Communism explicitly calls for the violent overthrow of government. In theory, it is an anarchist ideology which believes that the state will one day magically “wither away,” as Karl Marx famously phrased it, though only after an unspecified period of GIGANTIC bureaucratic control. Of course, in the long and blood-soaked history of communism, the state has never withered away, and never will. Why? Once entrenched, bureaucracy is impossible to retrogress away from.
Democratic socialism, on the other hand, doesn’t advocate the violent overthrow of government but intends to use force peacefully. By definition, by its very nature, socialism must resort to force because it must expropriate people’s money and other property in order to redistribute it. That is the distinguishing characteristic of any and all forms of socialism: government control of property and the means of production (which is one of the reasons “corporatism” — i.e. crony capitalism — is another variation on socialism).
One must never forget: socialism is by definition an ideology of force.
Not all liberals are, strictly speaking, socialists — in large part because most of them don’t even really know what “socialism” means, and it is for this reason also that many liberals, and, for that matter, many conservatives, are socialists and do not even know it.
Welfare statism is not exactly the same thing as democratic socialism.
Welfare statism wants all the wealth and advantages that laissez-faire and private property creates, but at the same time, it wants to undermine the very things that makes all that wealth possible. Welfare statism takes for granted the advantages of laissez-faire — it wants to hold power over the producers of wealth — yet it wants those same wealth-producers to keep producing it for them. It is a short-sighted ideology the prevalence of which dominates academia from sea to shining sea.
The welfare state, which is what we live in today and have for some time, is the result of what Ludwig von Mises called the “hampered or mixed market economy.” It is not identical to socialism proper, primarily because it is not explicit enough, but it too is a variation on the same theme.

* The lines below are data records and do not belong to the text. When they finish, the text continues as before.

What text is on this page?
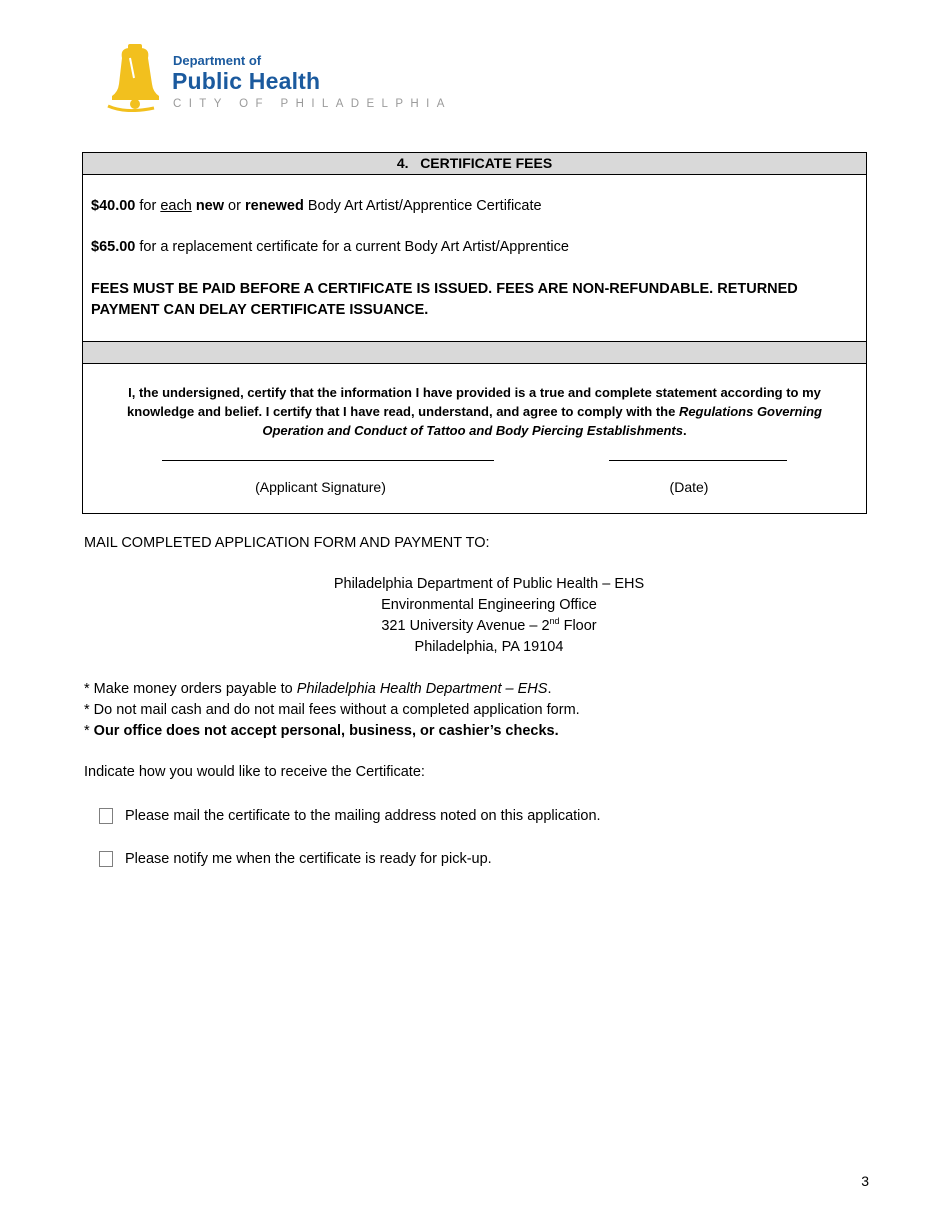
Department of
Public Health
CITY OF PHILADELPHIA
4. CERTIFICATE FEES
$40.00 for each new or renewed Body Art Artist/Apprentice Certificate
$65.00 for a replacement certificate for a current Body Art Artist/Apprentice
FEES MUST BE PAID BEFORE A CERTIFICATE IS ISSUED. FEES ARE NON-REFUNDABLE. RETURNED PAYMENT CAN DELAY CERTIFICATE ISSUANCE.
I, the undersigned, certify that the information I have provided is a true and complete statement according to my knowledge and belief. I certify that I have read, understand, and agree to comply with the Regulations Governing Operation and Conduct of Tattoo and Body Piercing Establishments.
(Applicant Signature)	(Date)
MAIL COMPLETED APPLICATION FORM AND PAYMENT TO:
Philadelphia Department of Public Health – EHS
Environmental Engineering Office
321 University Avenue – 2nd Floor
Philadelphia, PA 19104
* Make money orders payable to Philadelphia Health Department – EHS.
* Do not mail cash and do not mail fees without a completed application form.
* Our office does not accept personal, business, or cashier’s checks.
Indicate how you would like to receive the Certificate:
Please mail the certificate to the mailing address noted on this application.
Please notify me when the certificate is ready for pick-up.
3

Remember clear back in 2013, when many mainstream dems were citing Venezuela as a model to emulate — “an economic miracle,” as David Sirota called it, created by Hugo Chavez’s “full-throated advocacy of socialism.”

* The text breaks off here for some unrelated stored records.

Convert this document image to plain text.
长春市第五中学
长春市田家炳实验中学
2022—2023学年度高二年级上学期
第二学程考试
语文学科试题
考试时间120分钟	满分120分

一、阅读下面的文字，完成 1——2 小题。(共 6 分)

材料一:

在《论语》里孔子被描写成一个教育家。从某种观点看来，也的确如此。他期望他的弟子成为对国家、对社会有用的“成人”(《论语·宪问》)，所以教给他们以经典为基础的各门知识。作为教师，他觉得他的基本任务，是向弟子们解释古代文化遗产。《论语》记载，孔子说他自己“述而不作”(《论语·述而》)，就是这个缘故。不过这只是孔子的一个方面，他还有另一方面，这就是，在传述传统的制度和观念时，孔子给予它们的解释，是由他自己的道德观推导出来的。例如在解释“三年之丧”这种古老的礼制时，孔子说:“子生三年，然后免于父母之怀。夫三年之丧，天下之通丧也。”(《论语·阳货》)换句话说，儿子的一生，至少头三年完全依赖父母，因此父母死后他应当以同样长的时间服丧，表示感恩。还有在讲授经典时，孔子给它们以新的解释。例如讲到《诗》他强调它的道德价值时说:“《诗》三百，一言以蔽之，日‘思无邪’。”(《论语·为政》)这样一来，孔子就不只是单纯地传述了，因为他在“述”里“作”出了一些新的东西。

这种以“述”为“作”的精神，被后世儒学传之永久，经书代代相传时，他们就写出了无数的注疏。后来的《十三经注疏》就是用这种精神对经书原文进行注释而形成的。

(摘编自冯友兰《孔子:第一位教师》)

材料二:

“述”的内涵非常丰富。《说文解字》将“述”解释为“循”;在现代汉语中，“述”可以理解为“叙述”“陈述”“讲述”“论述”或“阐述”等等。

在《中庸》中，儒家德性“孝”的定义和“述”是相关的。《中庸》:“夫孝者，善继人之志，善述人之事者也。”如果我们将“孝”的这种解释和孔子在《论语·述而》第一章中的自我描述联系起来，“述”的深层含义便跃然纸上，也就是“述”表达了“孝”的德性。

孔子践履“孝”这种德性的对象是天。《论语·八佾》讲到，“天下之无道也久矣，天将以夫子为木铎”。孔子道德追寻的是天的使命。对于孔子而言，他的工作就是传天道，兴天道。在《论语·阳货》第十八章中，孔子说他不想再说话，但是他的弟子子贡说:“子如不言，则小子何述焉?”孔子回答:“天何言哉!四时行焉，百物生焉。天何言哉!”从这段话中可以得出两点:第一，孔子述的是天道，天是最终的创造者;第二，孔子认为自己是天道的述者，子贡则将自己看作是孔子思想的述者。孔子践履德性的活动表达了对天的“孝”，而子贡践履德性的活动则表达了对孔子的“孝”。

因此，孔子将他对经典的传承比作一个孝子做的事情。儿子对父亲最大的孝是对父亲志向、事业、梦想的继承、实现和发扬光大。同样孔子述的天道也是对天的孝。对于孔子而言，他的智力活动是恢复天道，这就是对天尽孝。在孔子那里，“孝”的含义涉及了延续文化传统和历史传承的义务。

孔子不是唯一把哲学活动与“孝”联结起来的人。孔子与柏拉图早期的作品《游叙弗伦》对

(A number of the left-wing geniuses in this country meanwhile took private jets down to Venezuela to pay their respects to the man himself.)
Have you, incidentally, ever seen the inside of a Venezuelan supermarket?
Let us not (ever) forget either that time Bernie Sanders — who owns three mansions — was lecturing us that “the American dream is more apt to be realized in Venezuela…. Who’s the banana republic now?”
He asked this ostensibly in all seriousness.
In response to which, Robert Tracinski wrote:
We’re seeing the answer to that. Today, Venezuelans are starving and the remainders of the Chavez regime are sending gangs of armed thugs into the streets to attack anyone who protests. And all of the people who praised the Venezuelan regime as a paragon of socialism? They suddenly don’t want to talk about it….
The bodies keep piling up, but the ideology that produced those bodies always gets a free pass. You know what this is? It’s the equivalent of Holocaust denial for the Left.
There has long been a ritual, which I sincerely hope will continue, in which young people are required to immerse themselves in the horrors of the Holocaust. But our culture never did that for the horrors of socialism, which is how you get a majority of young people having a positive view of socialism.
What have they missed that they can believe that? Here’s what they’ve missed: the artificial famine in Ukraine, the Soviet Gulags, the forced deportation of Lithuanians, the persecution of Christians, China’s Great Leap Forward and Cultural Revolution, the killing fields of Cambodia, North Korea’s horrific prison camps and famines, the systematic impoverishment of Cuba, and now Venezuela’s collapse into starvation and mass-murder. All of this should be absolutely required background knowledge for any educated person.
I didn’t provide links for the second half of those examples. If you don’t know them, your assignment is to go look them up, because you’re precisely the sort of person who needs to learn about them.
Now when I cite all of this history, there’s always someone who insists that it isn’t fair to pin all of these crimes on “socialism” because those examples weren’t really socialism. The only “real” socialism is the warm, fuzzy welfare-statism of a handful of innucuous Western European countries. This is a pretty obvious version of the No True Scotsman fallacy, and a good way of disavowing responsibility for the disastrous results of a system you praised just a few years earlier.
The real question is this:
When will left-wingers and right-wingers alike realize that the principle underpinning this entire godforsaken political ideology — i.e. the belief that it’s okay to force people to live for one another — is as dangerous and as dogmatic as any religion … and for the exact same reasons: they’re both predicated upon a policy of pure, unadulterated blind belief.